LSE has launched a series of films celebrating the School through individual stories. From the committed professor to the professional musician, Stories from LSE gives an insight into life at LSE through the tales of people who study and work here.
In the first of an initial series of three films, Professor Conor Gearty, professor of law and head of human rights at LSE, talks of his passion for teaching – and what makes teaching at LSE so special. 'One of the remarkable features of a successful institution such as LSE's department of law is that…most of the colleagues are teaching stuff of which they are a part and that makes for good teaching at university level,' he argues, as the film follows him from lecture theatre to Matrix Chambers, where he is a founding member and practising barrister.
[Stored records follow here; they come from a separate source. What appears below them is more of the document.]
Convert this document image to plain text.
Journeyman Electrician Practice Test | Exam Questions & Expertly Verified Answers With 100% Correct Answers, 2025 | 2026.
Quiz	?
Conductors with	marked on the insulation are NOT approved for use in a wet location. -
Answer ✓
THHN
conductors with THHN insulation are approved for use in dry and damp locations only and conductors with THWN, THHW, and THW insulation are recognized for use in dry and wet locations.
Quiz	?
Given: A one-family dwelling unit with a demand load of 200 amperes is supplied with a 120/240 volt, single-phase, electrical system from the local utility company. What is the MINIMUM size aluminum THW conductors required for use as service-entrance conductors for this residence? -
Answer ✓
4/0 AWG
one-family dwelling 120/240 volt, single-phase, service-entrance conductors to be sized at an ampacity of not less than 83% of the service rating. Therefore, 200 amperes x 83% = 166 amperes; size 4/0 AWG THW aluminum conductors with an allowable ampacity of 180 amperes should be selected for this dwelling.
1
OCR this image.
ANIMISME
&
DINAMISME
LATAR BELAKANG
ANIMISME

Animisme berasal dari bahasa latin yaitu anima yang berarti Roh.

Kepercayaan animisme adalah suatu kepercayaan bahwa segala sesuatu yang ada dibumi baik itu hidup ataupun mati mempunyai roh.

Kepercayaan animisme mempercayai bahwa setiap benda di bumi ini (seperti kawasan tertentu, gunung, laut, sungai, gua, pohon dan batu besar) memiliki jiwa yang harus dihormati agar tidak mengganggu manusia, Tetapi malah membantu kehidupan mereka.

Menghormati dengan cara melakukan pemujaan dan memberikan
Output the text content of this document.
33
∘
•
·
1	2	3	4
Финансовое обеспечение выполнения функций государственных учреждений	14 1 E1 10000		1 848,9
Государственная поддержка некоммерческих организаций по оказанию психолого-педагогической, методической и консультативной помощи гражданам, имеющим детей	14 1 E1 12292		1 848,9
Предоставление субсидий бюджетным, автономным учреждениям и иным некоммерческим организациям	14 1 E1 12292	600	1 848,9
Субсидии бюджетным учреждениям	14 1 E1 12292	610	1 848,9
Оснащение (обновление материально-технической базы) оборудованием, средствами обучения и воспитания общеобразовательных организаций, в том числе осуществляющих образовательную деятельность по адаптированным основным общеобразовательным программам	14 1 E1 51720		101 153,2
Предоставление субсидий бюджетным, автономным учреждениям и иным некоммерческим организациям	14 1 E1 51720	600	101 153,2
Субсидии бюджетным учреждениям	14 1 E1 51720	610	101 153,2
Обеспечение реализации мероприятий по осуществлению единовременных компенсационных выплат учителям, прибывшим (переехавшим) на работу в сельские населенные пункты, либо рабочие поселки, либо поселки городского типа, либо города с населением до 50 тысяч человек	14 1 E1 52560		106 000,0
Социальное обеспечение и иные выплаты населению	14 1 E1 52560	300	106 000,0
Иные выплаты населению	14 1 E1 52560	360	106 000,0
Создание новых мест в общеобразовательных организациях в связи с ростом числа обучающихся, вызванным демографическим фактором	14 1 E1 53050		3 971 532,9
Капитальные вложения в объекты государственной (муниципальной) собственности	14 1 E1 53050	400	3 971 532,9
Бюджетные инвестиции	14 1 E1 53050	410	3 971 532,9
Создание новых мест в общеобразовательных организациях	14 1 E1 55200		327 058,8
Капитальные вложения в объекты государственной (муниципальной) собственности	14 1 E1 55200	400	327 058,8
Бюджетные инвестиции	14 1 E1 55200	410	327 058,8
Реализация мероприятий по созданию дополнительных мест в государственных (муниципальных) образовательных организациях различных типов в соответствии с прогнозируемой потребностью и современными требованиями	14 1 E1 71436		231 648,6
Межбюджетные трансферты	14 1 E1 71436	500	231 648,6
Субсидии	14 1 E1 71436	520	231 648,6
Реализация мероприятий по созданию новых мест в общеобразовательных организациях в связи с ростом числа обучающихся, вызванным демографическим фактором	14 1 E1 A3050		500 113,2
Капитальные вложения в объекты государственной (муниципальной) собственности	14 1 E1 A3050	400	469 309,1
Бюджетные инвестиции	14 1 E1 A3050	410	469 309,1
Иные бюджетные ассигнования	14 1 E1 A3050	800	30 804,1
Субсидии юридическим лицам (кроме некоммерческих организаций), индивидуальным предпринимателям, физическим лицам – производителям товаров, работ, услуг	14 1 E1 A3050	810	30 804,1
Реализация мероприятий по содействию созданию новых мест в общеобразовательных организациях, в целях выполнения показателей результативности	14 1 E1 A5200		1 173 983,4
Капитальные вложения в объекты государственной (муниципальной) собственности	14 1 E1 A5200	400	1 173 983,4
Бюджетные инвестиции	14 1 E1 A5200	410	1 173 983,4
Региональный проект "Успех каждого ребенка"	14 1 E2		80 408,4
Raised in Ireland, his family was 'extremely involved in both sides of the fight for Irish freedom', and he developed an early interest in human rights and the power of teaching. 'The main thing that makes a teacher a good teacher across any level of education is interest in the person being taught – whether it's a four year old, a fourteen year old or a 24 year old,' he says.
Next week Stories from LSE will feature students from non-traditional backgrounds, either the first in their family to go to higher education or from schools that do not traditionally send student to Russell group universities. These include Mazida Khatun, born in London to Bangladeshi parents. 'We are pretty much a working class family, my dad was a cook and my mother a housewife…in my section of the community there was more emphasis on just going out and getting a job,' she says in the film, as she describes how LSE Choice taught her to think more broadly and ambitiously.
The last in this initial batch of three will be the professional student musicians who have found that LSE is about more than economics – and that they can pursue their musical ambitions while studying at the School.